[SPARK-32715][CORE] Fix memory leak when failed to store pieces of broadcast #29558

LantaoJin · 2020-08-27T12:31:26Z

What changes were proposed in this pull request?

In TorrentBroadcast.scala

L133: if (!blockManager.putSingle(broadcastId, value, MEMORY_AND_DISK, tellMaster = false))
L137: TorrentBroadcast.blockifyObject(value, blockSize, SparkEnv.get.serializer, compressionCodec)
L147: if (!blockManager.putBytes(pieceId, bytes, MEMORY_AND_DISK_SER, tellMaster = true))

After the original value is saved successfully(TorrentBroadcast.scala: L133), but the following blockifyObject()(L137) or store piece(L147) steps are failed.

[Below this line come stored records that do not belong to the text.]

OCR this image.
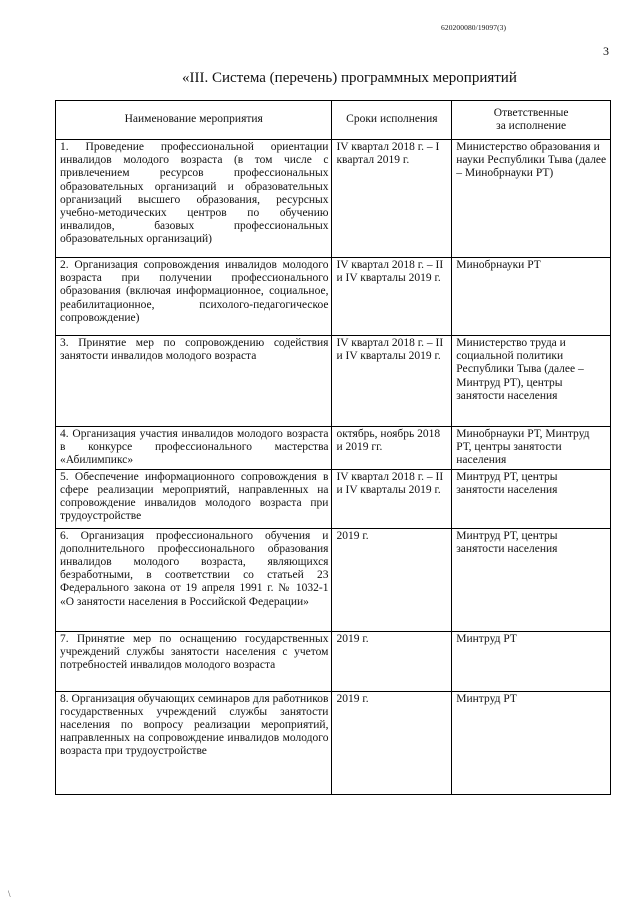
620200080/19097(3)
3
«III. Система (перечень) программных мероприятий
Наименование мероприятия	Сроки исполнения	Ответственные
за исполнение
1. Проведение профессиональной ориентации инвалидов молодого возраста (в том числе с привлечением ресурсов профессиональных образовательных организаций и образовательных организаций высшего образования, ресурсных учебно-методических центров по обучению инвалидов, базовых профессиональных образовательных организаций)	IV квартал 2018 г. – I квартал 2019 г.	Министерство образования и науки Республики Тыва (далее – Минобрнауки РТ)
2. Организация сопровождения инвалидов молодого возраста при получении профессионального образования (включая информационное, социальное, реабилитационное, психолого-педагогическое сопровождение)	IV квартал 2018 г. – II и IV кварталы 2019 г.	Минобрнауки РТ
3. Принятие мер по сопровождению содействия занятости инвалидов молодого возраста	IV квартал 2018 г. – II и IV кварталы 2019 г.	Министерство труда и социальной политики Республики Тыва (далее – Минтруд РТ), центры занятости населения
4. Организация участия инвалидов молодого возраста в конкурсе профессионального мастерства «Абилимпикс»	октябрь, ноябрь 2018 и 2019 гг.	Минобрнауки РТ, Минтруд РТ, центры занятости населения
5. Обеспечение информационного сопровождения в сфере реализации мероприятий, направленных на сопровождение инвалидов молодого возраста при трудоустройстве	IV квартал 2018 г. – II и IV кварталы 2019 г.	Минтруд РТ, центры занятости населения
6. Организация профессионального обучения и дополнительного профессионального образования инвалидов молодого возраста, являющихся безработными, в соответствии со статьей 23 Федерального закона от 19 апреля 1991 г. № 1032-1 «О занятости населения в Российской Федерации»	2019 г.	Минтруд РТ, центры занятости населения
7. Принятие мер по оснащению государственных учреждений службы занятости населения с учетом потребностей инвалидов молодого возраста	2019 г.	Минтруд РТ
8. Организация обучающих семинаров для работников государственных учреждений службы занятости населения по вопросу реализации мероприятий, направленных на сопровождение инвалидов молодого возраста при трудоустройстве	2019 г.	Минтруд РТ
\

There is no opportunity to release broadcast from memory.

This patch is to remove all pieces of the broadcast when failed to blockify or failed to store some pieces of a broadcast.

Why are the changes needed?

We use Spark thrift-server as a long-running service. A bad query submitted a heavy BroadcastNestLoopJoin operation and made driver full GC. We killed the bad query but we found the driver's memory usage was still high and full GCs were still frequent. By investigating with GC dump and log, we found the broadcast may memory leak.

2020-08-19T18:54:02.824-0700: [Full GC (Allocation Failure)
2020-08-19T18:54:02.824-0700: [Class Histogram (before full gc):
116G->112G(170G), 184.9121920 secs]
[Eden: 32.0M(7616.0M)->0.0B(8704.0M) Survivors: 1088.0M->0.0B Heap: 116.4G(170.0G)->112.9G(170.0G)], [Metaspace: 177285K->177270K(182272K)]
1: 676531691 72035438432 [B
2: 676502528 32472121344 org.apache.spark.sql.catalyst.expressions.UnsafeRow
3: 99551 12018117568 [Ljava.lang.Object;
4: 26570 4349629040 [I
5: 6 3264536688 [Lorg.apache.spark.sql.catalyst.InternalRow;
6: 1708819 256299456 [C
7: 2338 179615208 [J
8: 1703669 54517408 java.lang.String
9: 103860 34896960 org.apache.spark.status.TaskDataWrapper
10: 177396 25545024 java.net.URI
...

Does this PR introduce any user-facing change?

No

How was this patch tested?

Manually test. This UT is hard to write and the patch is straightforward.

…oadcast

Ngone51 · 2020-08-27T13:24:06Z

Why the application doesn't fail when the exception raised in TorrentBroadcast.writeBlocks()? Is it because of the thrift-server?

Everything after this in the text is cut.